CARLISTS
A man does not knock about the world for nothing, and the one or two ugly corners I had had to turn in my time had taught me the value of thinking quickly and keeping my head in a crisis. I looked from one to the other of the men—there were three of them—and asked in a cool and level tone—
"Is either of you gentlemen Colonel Livenza?"
"I am. Who are you, and what are you doing here?"
"Considering the rather free use you've been making with my name, Ferdinand Carbonnell, and that I was brought here by someone who called himself your messenger—and, if I'm not mistaken, is now standing beside you—and was left in a locked room yonder, that question strikes me as a little superfluous. Anyway, I shall be glad of an explanation," and I pushed on through the door into the lighted room.
The men made way for me, and the moment I had passed shut and locked the door behind me. I affected to take no heed of this act, suggestive though it was, and turned to Colonel Livenza for his explanation.

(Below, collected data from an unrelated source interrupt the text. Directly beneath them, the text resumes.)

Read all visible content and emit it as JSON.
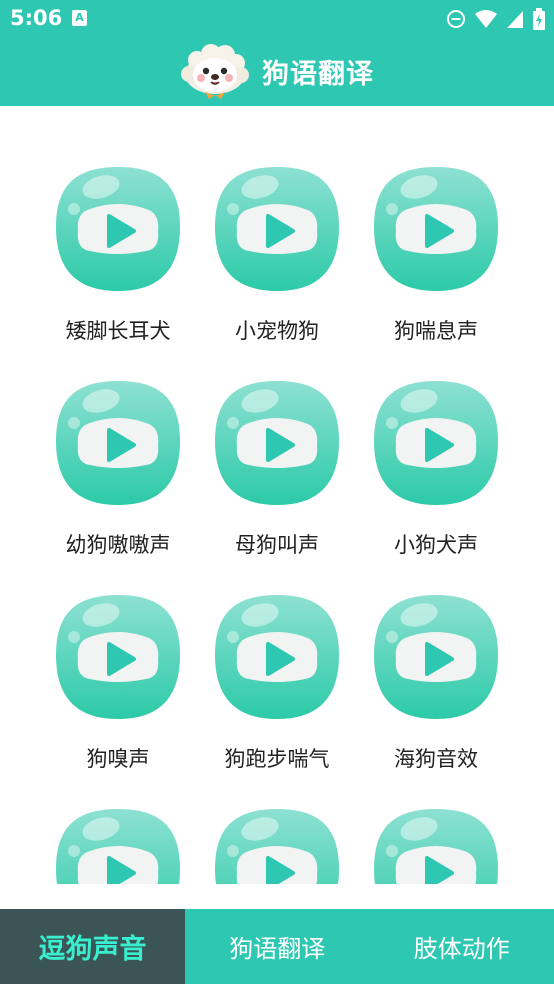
{
  "status_bar": {
    "time": "5:06",
    "notification_letter": "A",
    "icons": [
      "do-not-disturb-icon",
      "wifi-icon",
      "cell-signal-icon",
      "battery-charging-icon"
    ]
  },
  "header": {
    "title": "狗语翻译",
    "logo": "dog-face-logo"
  },
  "sounds": [
    {
      "label": "矮脚长耳犬"
    },
    {
      "label": "小宠物狗"
    },
    {
      "label": "狗喘息声"
    },
    {
      "label": "幼狗嗷嗷声"
    },
    {
      "label": "母狗叫声"
    },
    {
      "label": "小狗犬声"
    },
    {
      "label": "狗嗅声"
    },
    {
      "label": "狗跑步喘气"
    },
    {
      "label": "海狗音效"
    },
    {
      "label": ""
    },
    {
      "label": ""
    },
    {
      "label": ""
    }
  ],
  "bottom_nav": {
    "tabs": [
      {
        "label": "逗狗声音",
        "active": true
      },
      {
        "label": "狗语翻译",
        "active": false
      },
      {
        "label": "肢体动作",
        "active": false
      }
    ]
  },
  "colors": {
    "primary": "#2ec8b2",
    "active_tab_bg": "#3b5456",
    "active_tab_text": "#38f0cf"
  }
}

He was a dark, handsome fellow enough, somewhere about midway in the thirties; a stalwart, upright, military man, with keen dark eyes, and a somewhat fierce expression—a powerful face, indeed, except for a weak, sensual, and rather brutish mouth, but a very awkward antagonist, no doubt, in any kind of scrimmage. One of the others was he who had met me at the station, and the third was of a very different class; and I thought that if his character paired with his looks, I would rather have him in my pay than among my enemies.

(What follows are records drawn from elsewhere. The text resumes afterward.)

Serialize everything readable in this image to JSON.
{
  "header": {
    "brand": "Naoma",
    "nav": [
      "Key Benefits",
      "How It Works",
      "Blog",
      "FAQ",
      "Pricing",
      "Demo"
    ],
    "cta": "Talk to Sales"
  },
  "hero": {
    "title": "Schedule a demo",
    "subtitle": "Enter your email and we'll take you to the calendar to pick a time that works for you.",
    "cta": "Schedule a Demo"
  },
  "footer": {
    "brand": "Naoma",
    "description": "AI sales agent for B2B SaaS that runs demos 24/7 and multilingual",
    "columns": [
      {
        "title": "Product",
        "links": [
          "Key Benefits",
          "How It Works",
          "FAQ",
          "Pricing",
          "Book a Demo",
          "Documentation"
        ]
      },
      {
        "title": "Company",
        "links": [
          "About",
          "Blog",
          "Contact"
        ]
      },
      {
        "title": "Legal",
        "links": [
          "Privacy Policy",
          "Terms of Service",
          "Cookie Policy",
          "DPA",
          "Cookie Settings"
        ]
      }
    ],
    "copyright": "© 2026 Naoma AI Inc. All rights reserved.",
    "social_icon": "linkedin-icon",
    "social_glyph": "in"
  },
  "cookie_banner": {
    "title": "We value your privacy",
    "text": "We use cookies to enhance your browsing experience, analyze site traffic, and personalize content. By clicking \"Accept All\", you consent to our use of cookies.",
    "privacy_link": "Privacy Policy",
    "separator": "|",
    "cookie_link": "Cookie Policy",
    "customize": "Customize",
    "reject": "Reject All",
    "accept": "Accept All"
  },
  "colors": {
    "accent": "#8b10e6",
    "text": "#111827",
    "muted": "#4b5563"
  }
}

"So you are Ferdinand Carbonnell?" cried the Colonel, after staring at me truculently, and with a gaze that seemed to me to be inspired by deep passion. The note in his voice, too, was distinctly contemptuous. What could have moved him to this passion I could not, of course, for the life of me even guess.
"Yes, I am Ferdinand Carbonnell, and shall be glad to understand the reason of this most extraordinary reception, and of the far more extraordinary blunder which must be at the bottom of it."
"You carry things with a high hand—but that won't serve you. We have brought you here to-night—trapped you here if you prefer it—to make you explain, if you can, your treachery to the Carlist cause, and if you cannot explain it, to take the consequences."